Key Methodological Advances

At the core of CC2Vec is its ability to model the hierarchical nature of code changes, integrating attention mechanisms that emphasize meaningful differences between the code removed and added. The framework comprises four core components: preprocessing, input layer, feature extraction layers, and feature fusion with prediction layers. The feature extraction relies on a hierarchical attention network (HAN) that processes the structural elements of code changes, such as hunks and lines, offering a detailed understanding useful for patch identification.

The comparison layer, a significant innovation within CC2Vec, uses multiple comparison functions—neural tensor networks, neural networks, similarity measures, element-wise subtraction, and multiplication—to derive a nuanced representation of the differences between added and removed code.

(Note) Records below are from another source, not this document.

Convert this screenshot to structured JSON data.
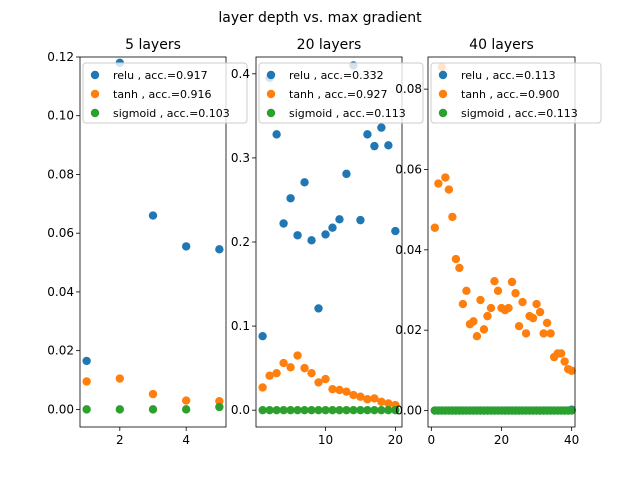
{
  "figure": {
    "suptitle": "layer depth vs. max gradient"
  },
  "colors": {
    "relu": "#1f77b4",
    "tanh": "#ff7f0e",
    "sigmoid": "#2ca02c"
  },
  "chart_data": [
    {
      "type": "scatter",
      "title": "5 layers",
      "xlim": [
        0.8,
        5.2
      ],
      "ylim": [
        -0.006,
        0.12
      ],
      "xticks": [
        2,
        4
      ],
      "yticks": [
        0.0,
        0.02,
        0.04,
        0.06,
        0.08,
        0.1,
        0.12
      ],
      "ytick_labels": [
        "0.00",
        "0.02",
        "0.04",
        "0.06",
        "0.08",
        "0.10",
        "0.12"
      ],
      "legend": [
        "relu , acc.=0.917",
        "tanh , acc.=0.916",
        "sigmoid , acc.=0.103"
      ],
      "series": [
        {
          "name": "relu",
          "x": [
            1,
            2,
            3,
            4,
            5
          ],
          "y": [
            0.0165,
            0.118,
            0.066,
            0.0555,
            0.0545
          ]
        },
        {
          "name": "tanh",
          "x": [
            1,
            2,
            3,
            4,
            5
          ],
          "y": [
            0.0095,
            0.0105,
            0.0052,
            0.003,
            0.0028
          ]
        },
        {
          "name": "sigmoid",
          "x": [
            1,
            2,
            3,
            4,
            5
          ],
          "y": [
            0.0,
            0.0,
            0.0,
            0.0,
            0.0008
          ]
        }
      ]
    },
    {
      "type": "scatter",
      "title": "20 layers",
      "xlim": [
        0.05,
        20.95
      ],
      "ylim": [
        -0.02,
        0.42
      ],
      "xticks": [
        10,
        20
      ],
      "yticks": [
        0.0,
        0.1,
        0.2,
        0.3,
        0.4
      ],
      "ytick_labels": [
        "0.0",
        "0.1",
        "0.2",
        "0.3",
        "0.4"
      ],
      "legend": [
        "relu , acc.=0.332",
        "tanh , acc.=0.927",
        "sigmoid , acc.=0.113"
      ],
      "series": [
        {
          "name": "relu",
          "x": [
            1,
            2,
            3,
            4,
            5,
            6,
            7,
            8,
            9,
            10,
            11,
            12,
            13,
            14,
            15,
            16,
            17,
            18,
            19,
            20
          ],
          "y": [
            0.088,
            0.395,
            0.328,
            0.222,
            0.252,
            0.208,
            0.271,
            0.202,
            0.121,
            0.209,
            0.217,
            0.227,
            0.281,
            0.41,
            0.226,
            0.328,
            0.314,
            0.336,
            0.315,
            0.213
          ]
        },
        {
          "name": "tanh",
          "x": [
            1,
            2,
            3,
            4,
            5,
            6,
            7,
            8,
            9,
            10,
            11,
            12,
            13,
            14,
            15,
            16,
            17,
            18,
            19,
            20
          ],
          "y": [
            0.027,
            0.041,
            0.044,
            0.056,
            0.051,
            0.065,
            0.05,
            0.044,
            0.033,
            0.037,
            0.025,
            0.024,
            0.022,
            0.018,
            0.016,
            0.013,
            0.014,
            0.01,
            0.008,
            0.006
          ]
        },
        {
          "name": "sigmoid",
          "x": [
            1,
            2,
            3,
            4,
            5,
            6,
            7,
            8,
            9,
            10,
            11,
            12,
            13,
            14,
            15,
            16,
            17,
            18,
            19,
            20
          ],
          "y": [
            0,
            0,
            0,
            0,
            0,
            0,
            0,
            0,
            0,
            0,
            0,
            0,
            0,
            0,
            0,
            0,
            0,
            0,
            0,
            0
          ]
        }
      ]
    },
    {
      "type": "scatter",
      "title": "40 layers",
      "xlim": [
        -0.95,
        40.95
      ],
      "ylim": [
        -0.0041,
        0.088
      ],
      "xticks": [
        0,
        20,
        40
      ],
      "yticks": [
        0.0,
        0.02,
        0.04,
        0.06,
        0.08
      ],
      "ytick_labels": [
        "0.00",
        "0.02",
        "0.04",
        "0.06",
        "0.08"
      ],
      "legend": [
        "relu , acc.=0.113",
        "tanh , acc.=0.900",
        "sigmoid , acc.=0.113"
      ],
      "series": [
        {
          "name": "relu",
          "x": [
            1,
            2,
            3,
            4,
            5,
            6,
            7,
            8,
            9,
            10,
            11,
            12,
            13,
            14,
            15,
            16,
            17,
            18,
            19,
            20,
            21,
            22,
            23,
            24,
            25,
            26,
            27,
            28,
            29,
            30,
            31,
            32,
            33,
            34,
            35,
            36,
            37,
            38,
            39,
            40
          ],
          "y": [
            0,
            0,
            0,
            0,
            0,
            0,
            0,
            0,
            0,
            0,
            0,
            0,
            0,
            0,
            0,
            0,
            0,
            0,
            0,
            0,
            0,
            0,
            0,
            0,
            0,
            0,
            0,
            0,
            0,
            0,
            0,
            0,
            0,
            0,
            0,
            0,
            0,
            0,
            0,
            0.0002
          ]
        },
        {
          "name": "tanh",
          "x": [
            1,
            2,
            3,
            4,
            5,
            6,
            7,
            8,
            9,
            10,
            11,
            12,
            13,
            14,
            15,
            16,
            17,
            18,
            19,
            20,
            21,
            22,
            23,
            24,
            25,
            26,
            27,
            28,
            29,
            30,
            31,
            32,
            33,
            34,
            35,
            36,
            37,
            38,
            39,
            40
          ],
          "y": [
            0.0455,
            0.0565,
            0.0855,
            0.058,
            0.055,
            0.0482,
            0.0377,
            0.0355,
            0.0265,
            0.0298,
            0.0215,
            0.0222,
            0.0185,
            0.0275,
            0.0202,
            0.0235,
            0.0255,
            0.0322,
            0.0298,
            0.0255,
            0.025,
            0.0255,
            0.032,
            0.0292,
            0.021,
            0.027,
            0.0192,
            0.0235,
            0.023,
            0.0265,
            0.0245,
            0.0192,
            0.0218,
            0.0192,
            0.0133,
            0.0142,
            0.0142,
            0.0122,
            0.0103,
            0.0099
          ]
        },
        {
          "name": "sigmoid",
          "x": [
            1,
            2,
            3,
            4,
            5,
            6,
            7,
            8,
            9,
            10,
            11,
            12,
            13,
            14,
            15,
            16,
            17,
            18,
            19,
            20,
            21,
            22,
            23,
            24,
            25,
            26,
            27,
            28,
            29,
            30,
            31,
            32,
            33,
            34,
            35,
            36,
            37,
            38,
            39,
            40
          ],
          "y": [
            0,
            0,
            0,
            0,
            0,
            0,
            0,
            0,
            0,
            0,
            0,
            0,
            0,
            0,
            0,
            0,
            0,
            0,
            0,
            0,
            0,
            0,
            0,
            0,
            0,
            0,
            0,
            0,
            0,
            0,
            0,
            0,
            0,
            0,
            0,
            0,
            0,
            0,
            0,
            0
          ]
        }
      ]
    }
  ]
}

By leveraging a variety of comparison operators, the architecture captures diverse aspects of code modifications.

Numerical Results and Implications

Empirical evaluations demonstrate CC2Vec's superior performance over existing methods. In log message generation, for instance, CC2Vec enhances BLEU scores by a notable margin, indicating better alignment with human-authored messages compared to bag-of-words approaches. For bug patch identification, CC2Vec-integrated models markedly increase accuracy, precision, recall, F1-score, and AUC across extensive Linux kernel datasets. Similarly, in JIT defect prediction, CC2Vec-augmented models achieve substantial gains in AUC metrics on diverse datasets, underscoring its utility in real-world, multi-task scenarios.

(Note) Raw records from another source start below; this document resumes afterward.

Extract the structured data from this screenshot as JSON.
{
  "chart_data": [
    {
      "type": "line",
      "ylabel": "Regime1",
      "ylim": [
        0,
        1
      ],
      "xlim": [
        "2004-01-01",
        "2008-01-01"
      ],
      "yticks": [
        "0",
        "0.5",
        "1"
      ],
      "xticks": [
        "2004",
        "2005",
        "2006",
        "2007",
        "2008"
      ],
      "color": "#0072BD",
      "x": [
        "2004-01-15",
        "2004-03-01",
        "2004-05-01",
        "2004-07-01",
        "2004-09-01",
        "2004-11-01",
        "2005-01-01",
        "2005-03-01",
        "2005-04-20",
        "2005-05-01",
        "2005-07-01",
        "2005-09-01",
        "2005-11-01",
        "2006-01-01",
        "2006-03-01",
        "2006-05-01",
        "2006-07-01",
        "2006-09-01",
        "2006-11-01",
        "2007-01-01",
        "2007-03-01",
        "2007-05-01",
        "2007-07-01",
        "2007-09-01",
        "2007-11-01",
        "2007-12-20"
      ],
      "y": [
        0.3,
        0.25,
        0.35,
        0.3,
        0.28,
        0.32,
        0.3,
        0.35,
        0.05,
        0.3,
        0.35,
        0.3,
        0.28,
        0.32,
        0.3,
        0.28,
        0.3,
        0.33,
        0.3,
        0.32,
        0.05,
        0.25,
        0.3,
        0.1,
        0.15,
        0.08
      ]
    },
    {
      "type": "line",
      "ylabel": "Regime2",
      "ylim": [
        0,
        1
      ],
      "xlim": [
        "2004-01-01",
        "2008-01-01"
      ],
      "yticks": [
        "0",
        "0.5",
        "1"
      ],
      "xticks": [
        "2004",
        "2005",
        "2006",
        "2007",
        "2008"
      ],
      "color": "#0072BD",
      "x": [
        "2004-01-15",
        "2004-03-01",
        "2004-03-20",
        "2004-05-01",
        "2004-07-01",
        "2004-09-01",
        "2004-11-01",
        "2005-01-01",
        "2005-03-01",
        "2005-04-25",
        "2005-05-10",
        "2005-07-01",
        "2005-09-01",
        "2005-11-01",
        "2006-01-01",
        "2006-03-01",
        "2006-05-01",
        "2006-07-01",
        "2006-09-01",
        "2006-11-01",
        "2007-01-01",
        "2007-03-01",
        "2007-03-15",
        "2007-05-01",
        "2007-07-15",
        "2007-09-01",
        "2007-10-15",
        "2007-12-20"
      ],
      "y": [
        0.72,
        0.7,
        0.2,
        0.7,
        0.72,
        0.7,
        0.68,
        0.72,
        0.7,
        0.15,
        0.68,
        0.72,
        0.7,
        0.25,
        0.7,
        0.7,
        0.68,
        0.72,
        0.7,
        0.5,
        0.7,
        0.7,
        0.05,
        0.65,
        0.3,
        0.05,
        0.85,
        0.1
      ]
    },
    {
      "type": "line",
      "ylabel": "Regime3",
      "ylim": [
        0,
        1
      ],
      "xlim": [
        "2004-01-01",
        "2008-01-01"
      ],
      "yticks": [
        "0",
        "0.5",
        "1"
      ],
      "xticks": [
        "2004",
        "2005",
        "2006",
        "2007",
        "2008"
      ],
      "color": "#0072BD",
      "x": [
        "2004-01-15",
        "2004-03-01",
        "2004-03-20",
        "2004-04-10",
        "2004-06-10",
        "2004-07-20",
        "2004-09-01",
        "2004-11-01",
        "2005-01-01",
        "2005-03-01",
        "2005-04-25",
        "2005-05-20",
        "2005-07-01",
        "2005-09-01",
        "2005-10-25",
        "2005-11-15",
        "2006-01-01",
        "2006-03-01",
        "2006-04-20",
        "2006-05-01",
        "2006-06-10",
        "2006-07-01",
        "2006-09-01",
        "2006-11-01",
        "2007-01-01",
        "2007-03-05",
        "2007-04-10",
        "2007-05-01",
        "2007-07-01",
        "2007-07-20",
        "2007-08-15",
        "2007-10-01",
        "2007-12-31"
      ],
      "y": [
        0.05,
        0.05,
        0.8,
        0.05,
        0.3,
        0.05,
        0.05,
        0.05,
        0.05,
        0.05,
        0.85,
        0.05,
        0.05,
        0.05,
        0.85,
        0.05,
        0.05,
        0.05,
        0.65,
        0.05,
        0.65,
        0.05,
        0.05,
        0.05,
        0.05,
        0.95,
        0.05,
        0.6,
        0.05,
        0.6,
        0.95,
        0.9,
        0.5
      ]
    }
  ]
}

Theoretical Insights and Future Directions

Theoretically, CC2Vec contributes an innovative approach to learning from unstructured software patches by effectively utilizing semantic feedback from developers’ log messages. Its architecture, rooted in hierarchical representation and attention mechanisms, provides a promising direction for future explorations in AI-driven software engineering. In terms of future developments, researchers and practitioners can expand on CC2Vec’s design by integrating it into broader toolkits for automatic code refactoring, complex patch analysis, and language-agnostic models, thus broadening its applicability across various programming languages and domains.

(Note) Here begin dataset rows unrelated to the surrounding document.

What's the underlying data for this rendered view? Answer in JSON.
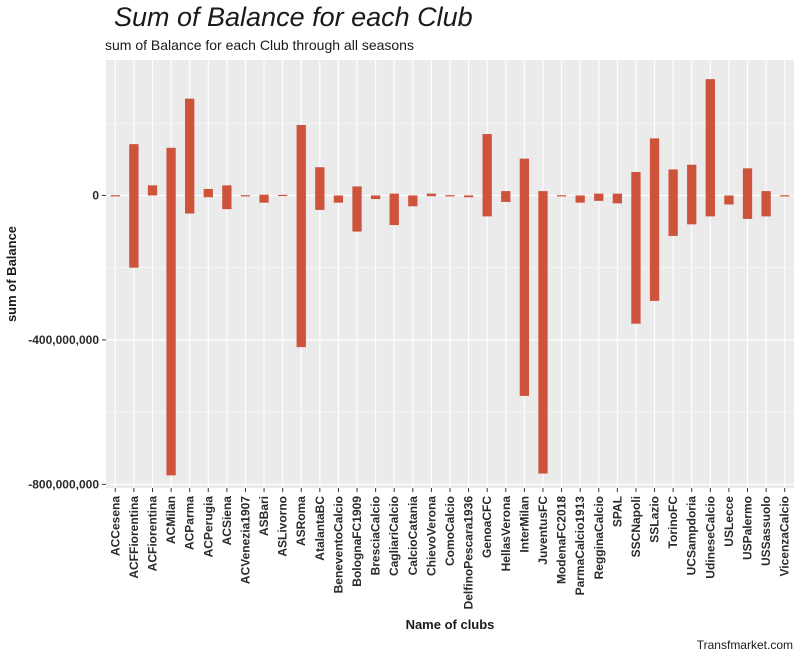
{
  "caption": "Transfmarket.com",
  "colors": {
    "bar": "#cd533b",
    "panel": "#ebebeb",
    "grid": "#ffffff"
  },
  "chart_data": {
    "type": "bar",
    "title": "Sum of Balance for each Club",
    "subtitle": "sum of Balance for each Club through all seasons",
    "xlabel": "Name of clubs",
    "ylabel": "sum of Balance",
    "ylim": [
      -810000000,
      375000000
    ],
    "yticks": [
      0,
      -400000000,
      -800000000
    ],
    "ytick_labels": [
      "0",
      "-400,000,000",
      "-800,000,000"
    ],
    "grid": true,
    "categories": [
      "ACCesena",
      "ACFFiorentina",
      "ACFiorentina",
      "ACMilan",
      "ACParma",
      "ACPerugia",
      "ACSiena",
      "ACVenezia1907",
      "ASBari",
      "ASLivorno",
      "ASRoma",
      "AtalantaBC",
      "BeneventoCalcio",
      "BolognaFC1909",
      "BresciaCalcio",
      "CagliariCalcio",
      "CalcioCatania",
      "ChievoVerona",
      "ComoCalcio",
      "DelfinoPescara1936",
      "GenoaCFC",
      "HellasVerona",
      "InterMilan",
      "JuventusFC",
      "ModenaFC2018",
      "ParmaCalcio1913",
      "RegginaCalcio",
      "SPAL",
      "SSCNapoli",
      "SSLazio",
      "TorinoFC",
      "UCSampdoria",
      "UdineseCalcio",
      "USLecce",
      "USPalermo",
      "USSassuolo",
      "VicenzaCalcio"
    ],
    "series": [
      {
        "low": [
          -2000000,
          -200000000,
          0,
          -775000000,
          -50000000,
          -5000000,
          -38000000,
          -2000000,
          -20000000,
          0,
          -420000000,
          -40000000,
          -20000000,
          -100000000,
          -10000000,
          -82000000,
          -30000000,
          -2000000,
          -2000000,
          -5000000,
          -58000000,
          -18000000,
          -555000000,
          -770000000,
          -2000000,
          -20000000,
          -15000000,
          -22000000,
          -355000000,
          -292000000,
          -112000000,
          -80000000,
          -58000000,
          -25000000,
          -65000000,
          -58000000,
          -2000000
        ],
        "high": [
          0,
          142000000,
          28000000,
          132000000,
          268000000,
          18000000,
          28000000,
          0,
          2000000,
          0,
          195000000,
          78000000,
          0,
          25000000,
          0,
          5000000,
          0,
          5000000,
          0,
          0,
          170000000,
          12000000,
          102000000,
          12000000,
          0,
          0,
          5000000,
          5000000,
          65000000,
          158000000,
          72000000,
          85000000,
          322000000,
          0,
          75000000,
          12000000,
          0
        ]
      }
    ]
  }
}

While the current paper primarily focuses on tasks related to code changes in software development cycles, extending these concepts into more diverse software engineering challenges could yield significant benefits, both practically and theoretically. Moreover, the paper lays a foundation for further experimentation with semi-supervised learning models as a means to harness unlabeled patch data, potentially increasing the efficiency and accuracy of software maintenance efforts.